Strategy (Normalization of Input Features)

In Machine Learning, it is a very common practice to always perform normalization of input features (in the case of images, every pixel is thought of as a feature). In particular, it is important to center your data by subtracting the mean from every feature. In the case of images, this corresponds to computing a mean image across the training images and subtracting it from every image to get images where the pixels range from approximately [-127 … 127]. Further common preprocessing is to scale each input feature so that its values range from [-1, 1]. Of these, zero mean centering is arguably more important but we will talk about it later.

Multiclass Support Vector Machine (SVM) Loss¶

The SVM loss is set up so that the SVM “wants” the correct class for each image to have a score higher than the incorrect classes by some fixed margin \(\Delta\).

Definition (SVM Loss)

Recall that for the i-th example we are given the pixels of image \(x_i\) and the label \(y_i\) that specifies the index of the correct class. The score function takes the pixels and computes the vector \(f(x_i, W)\) of class scores, which we will abbreviate to \(\mathbf{s}\) (short for scores). For example, the score for the j-th class is the j-th element: \(s_j = f(x_i, W)_j\). The Multiclass SVM loss for the i-th example is then formalized as follows:

\[ L_i = \sum_{j \ne y_i} \max(0, s_j - s_{y_i} + \Delta) \]

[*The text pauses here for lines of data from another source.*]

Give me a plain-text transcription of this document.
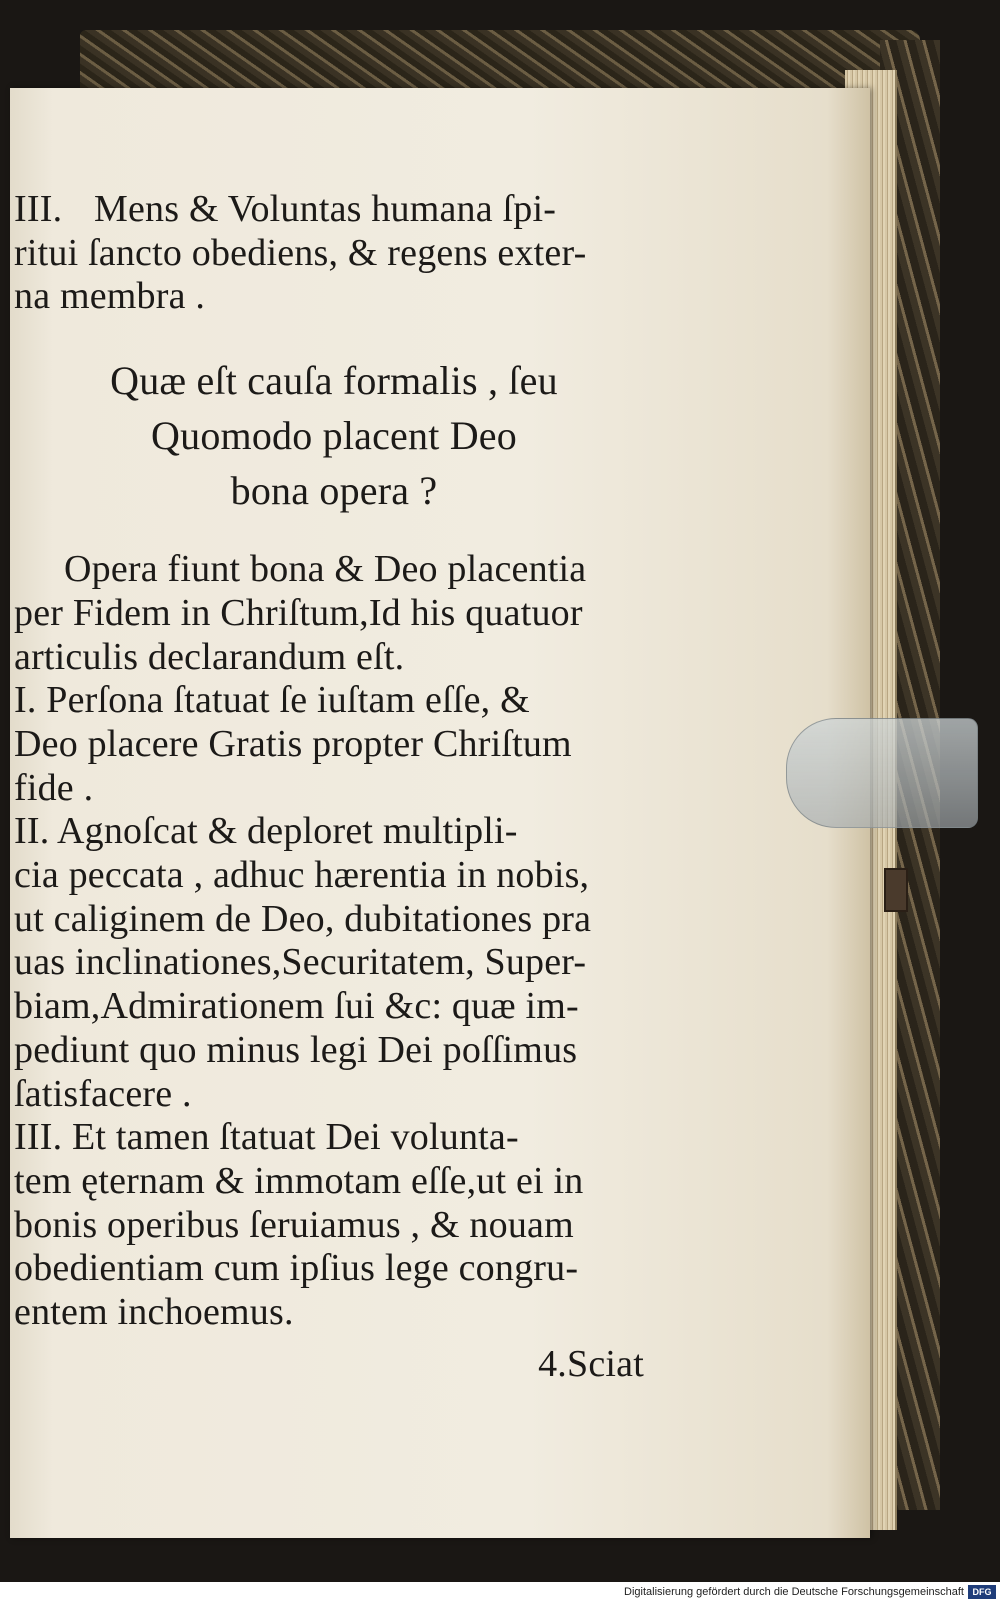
III. Mens & Voluntas humana ſpi-
ritui ſancto obediens, & regens exter-
na membra .
Quæ eſt cauſa formalis , ſeu
Quomodo placent Deo
bona opera ?
Opera fiunt bona & Deo placentia
per Fidem in Chriſtum,Id his quatuor
articulis declarandum eſt.
I. Perſona ſtatuat ſe iuſtam eſſe, &
Deo placere Gratis propter Chriſtum
fide .
II. Agnoſcat & deploret multipli-
cia peccata , adhuc hærentia in nobis,
ut caliginem de Deo, dubitationes pra
uas inclinationes,Securitatem, Super-
biam,Admirationem ſui &c: quæ im-
pediunt quo minus legi Dei poſſimus
ſatisfacere .
III. Et tamen ſtatuat Dei volunta-
tem ęternam & immotam eſſe,ut ei in
bonis operibus ſeruiamus , & nouam
obedientiam cum ipſius lege congru-
entem inchoemus.
4.Sciat
Digitalisierung gefördert durch die Deutsche Forschungsgemeinschaft DFG
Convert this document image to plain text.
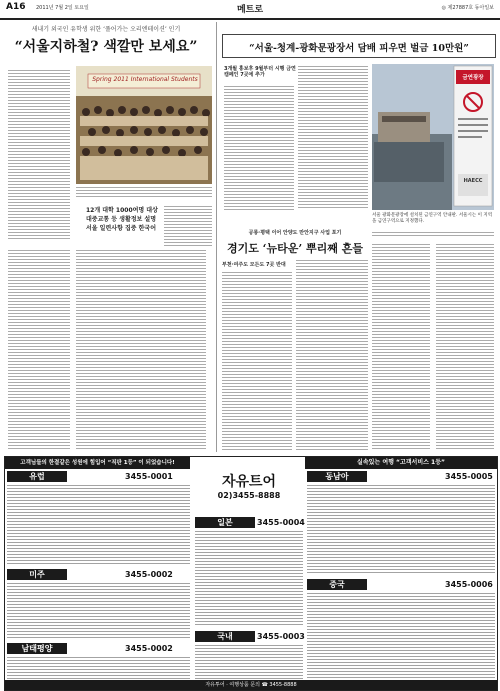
A16 2011년 7월 2일 토요일	메트로	◎ 제27887호 동아일보
새내기 외국인 유학생 위한 ‘풀어가는 오리엔테이션’ 인기
“서울지하철? 색깔만 보세요”
Spring 2011 International Students
12개 대학 1000여명 대상 대중교통 등 생활정보 설명 서울 일련사항 집중 한국어
“서울-청계-광화문광장서 담배 피우면 벌금 10만원”
3개월 홍보후 9월부터 시행 금연 캠페인 7곳에 추가	금연광장
HAECC
서울 광화문광장에 설치된 금연구역 안내판. 서울시는 이 지역을 금연구역으로 지정했다.
공릉·평택 이어 안양도 만안지구 사업 포기
경기도 ‘뉴타운’ 뿌리째 흔들
부천·여주도 모든도 7곳 반대
고객님들의 한결같은 성원에 힘입어 “직판 1등” 이 되었습니다!	실속있는 여행 “고객서비스 1등”
자유트어
02)3455-8888
유럽	3455-0001
일본	3455-0004
동남아	3455-0005
미주	3455-0002
남태평양	3455-0002
중국	3455-0006
국내	3455-0003
자유투어 · 여행상품 문의 ☎ 3455-8888
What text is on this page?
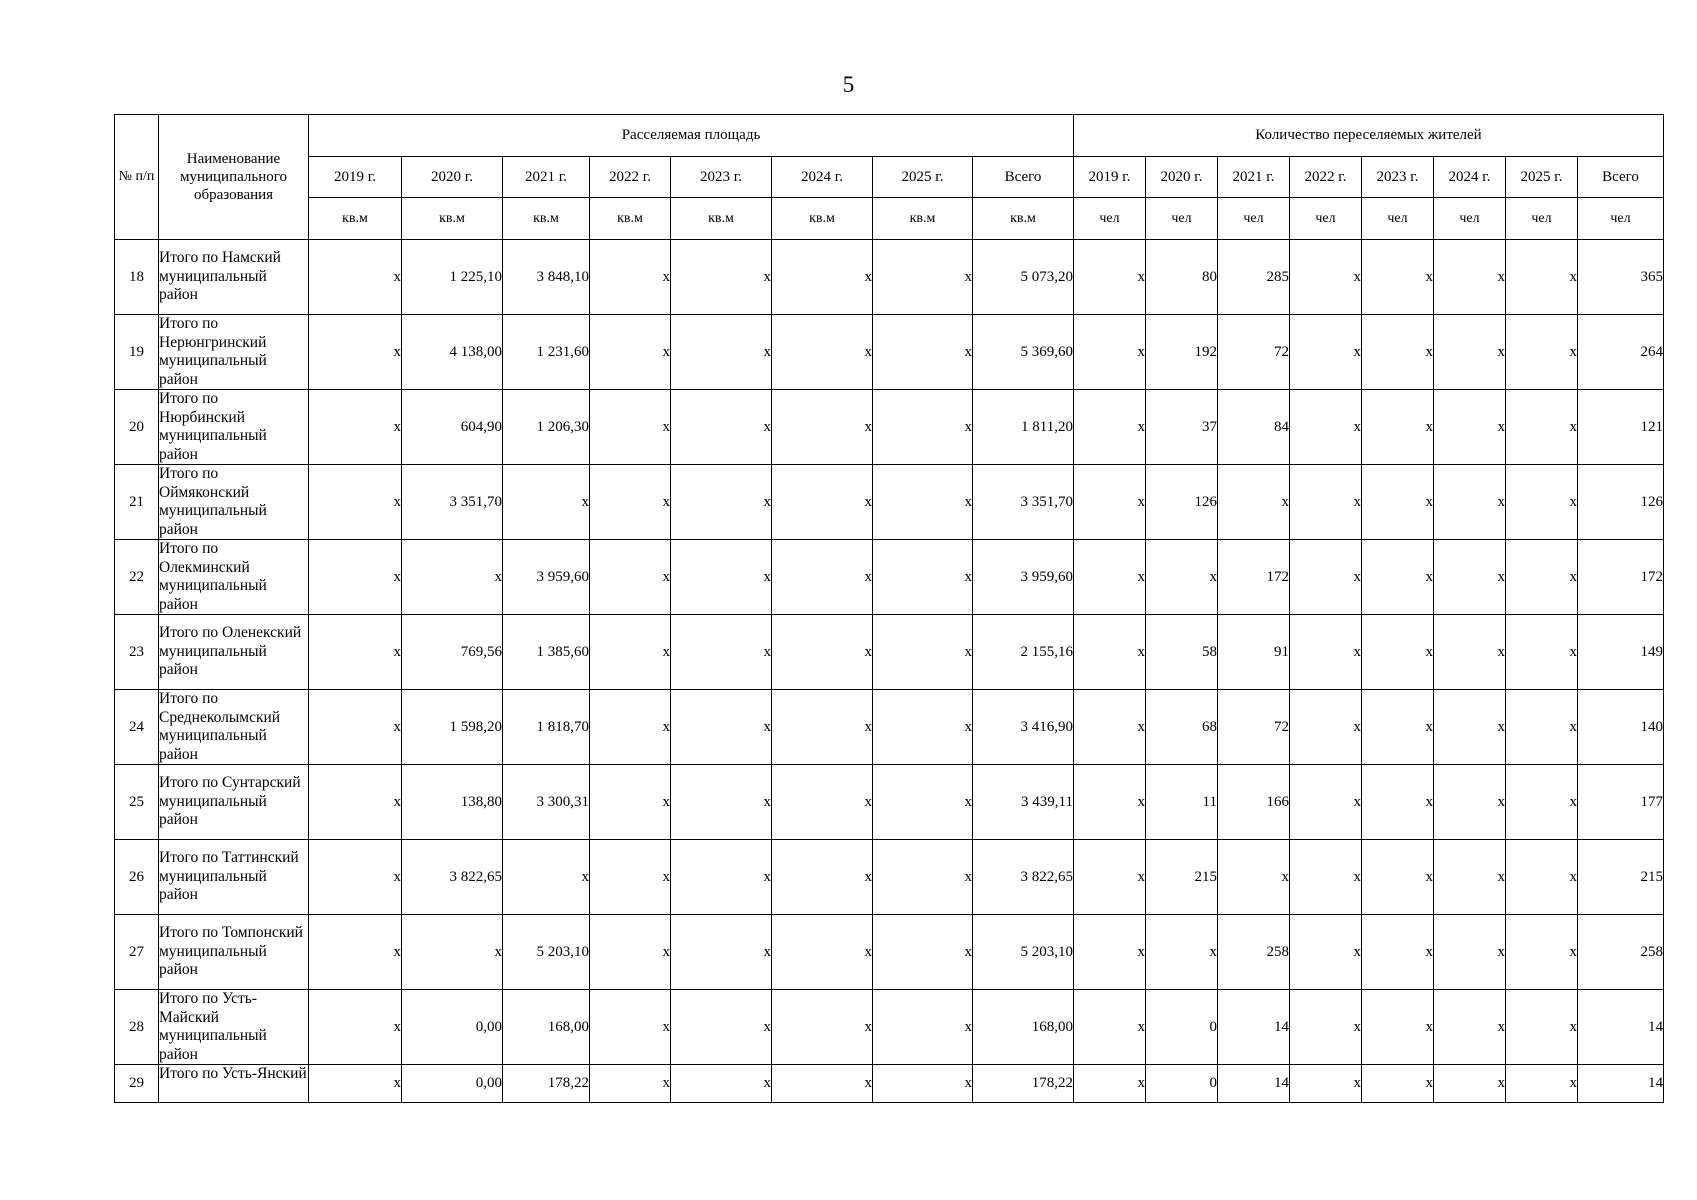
5
№ п/п	Наименование муниципального образования	Расселяемая площадь								Количество переселяемых жителей							
		2019 г.	2020 г.	2021 г.	2022 г.	2023 г.	2024 г.	2025 г.	Всего	2019 г.	2020 г.	2021 г.	2022 г.	2023 г.	2024 г.	2025 г.	Всего
		кв.м	кв.м	кв.м	кв.м	кв.м	кв.м	кв.м	кв.м	чел	чел	чел	чел	чел	чел	чел	чел
18	Итого по Намский муниципальный район	x	1 225,10	3 848,10	x	x	x	x	5 073,20	x	80	285	x	x	x	x	365
19	Итого по Нерюнгринский муниципальный район	x	4 138,00	1 231,60	x	x	x	x	5 369,60	x	192	72	x	x	x	x	264
20	Итого по Нюрбинский муниципальный район	x	604,90	1 206,30	x	x	x	x	1 811,20	x	37	84	x	x	x	x	121
21	Итого по Оймяконский муниципальный район	x	3 351,70	x	x	x	x	x	3 351,70	x	126	x	x	x	x	x	126
22	Итого по Олекминский муниципальный район	x	x	3 959,60	x	x	x	x	3 959,60	x	x	172	x	x	x	x	172
23	Итого по Оленекский муниципальный район	x	769,56	1 385,60	x	x	x	x	2 155,16	x	58	91	x	x	x	x	149
24	Итого по Среднеколымский муниципальный район	x	1 598,20	1 818,70	x	x	x	x	3 416,90	x	68	72	x	x	x	x	140
25	Итого по Сунтарский муниципальный район	x	138,80	3 300,31	x	x	x	x	3 439,11	x	11	166	x	x	x	x	177
26	Итого по Таттинский муниципальный район	x	3 822,65	x	x	x	x	x	3 822,65	x	215	x	x	x	x	x	215
27	Итого по Томпонский муниципальный район	x	x	5 203,10	x	x	x	x	5 203,10	x	x	258	x	x	x	x	258
28	Итого по Усть-Майский муниципальный район	x	0,00	168,00	x	x	x	x	168,00	x	0	14	x	x	x	x	14
29	Итого по Усть-Янский	x	0,00	178,22	x	x	x	x	178,22	x	0	14	x	x	x	x	14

Note that in this particular module we are working with linear score functions \(( f(x_i; W) = W x_i )\), so we can also rewrite the loss function in this equivalent form:

\[ L_i = \sum_{j \ne y_i} \max(0, \mathbf{w}_j^T x_i - \mathbf{w}_{y_i}^T x_i + \Delta) \]

where \(\mathbf{w}_j\) is the j-th row of \(W\) reshaped as a column. However, this will not necessarily be the case once we start to consider more complex forms of the score function \(f\).

Example (Example of SVM Loss)

Suppose that we have three classes that receive the scores \(\mathbf{s} = [13, -7, 11]\), and that the first class is the true class (i.e. \(y_i = 0\)). Also assume that \(\Delta\) (a hyperparameter we will go into more detail about soon) is 10. The expression above sums over all incorrect classes \((j \ne y_i)\), so we get two terms:

\[ L_i = \max(0, -7 - 13 + 10) + \max(0, 11 - 13 + 10) \]

You can see that the first term gives zero since \([-7 - 13 + 10]\) gives a negative number, which is then thresholded to zero with the \(\max(0, -)\) function. We get zero loss for this pair because the correct class score (13) was greater than the incorrect class score (-7) by at least the margin 10. In fact the difference was 20, which is much greater than 10 but the SVM only cares that the difference is at least 10; Any additional difference above the margin is clamped at zero with the max operation. The second term computes \([11 - 13 + 10]\) which gives 8. That is, even though the correct class had a higher score than the incorrect class \((13 > 11)\), it was not greater by the desired margin of 10. The difference was only 2, which is why the loss comes out to 8 (i.e. how much higher the difference would have to be to meet the margin). In summary, the SVM loss function wants the score of the correct class \(y_i\) to be larger than the incorrect class scores by at least \(\Delta\) (delta). If this is not the case, we will accumulate loss.

Definition (Hinge Loss)

When the threshold is at zero, i.e. \(\max(0, -)\), the function is often called the Hinge Loss. You’ll sometimes hear about people instead using the squared hinge loss SVM (or L2-SVM), which uses the form \(\max(0, -)^2\) that penalizes violated margins more strongly (quadratically instead of linearly). The unsquared version is more standard, but in some datasets the squared hinge loss can work better. This can be determined during cross-validation.

Regularization¶

There is one bug with the loss function we presented above. Suppose that we have a dataset and a set of parameters \(W\) that correctly classify every example (i.e. all scores are so that all the margins are met, and \(L_i = 0\) for all \(i\)). The issue is that this set of \(W\) is not necessarily unique: there might be many similar \(W\) that correctly classify the examples. For example, \(2W\).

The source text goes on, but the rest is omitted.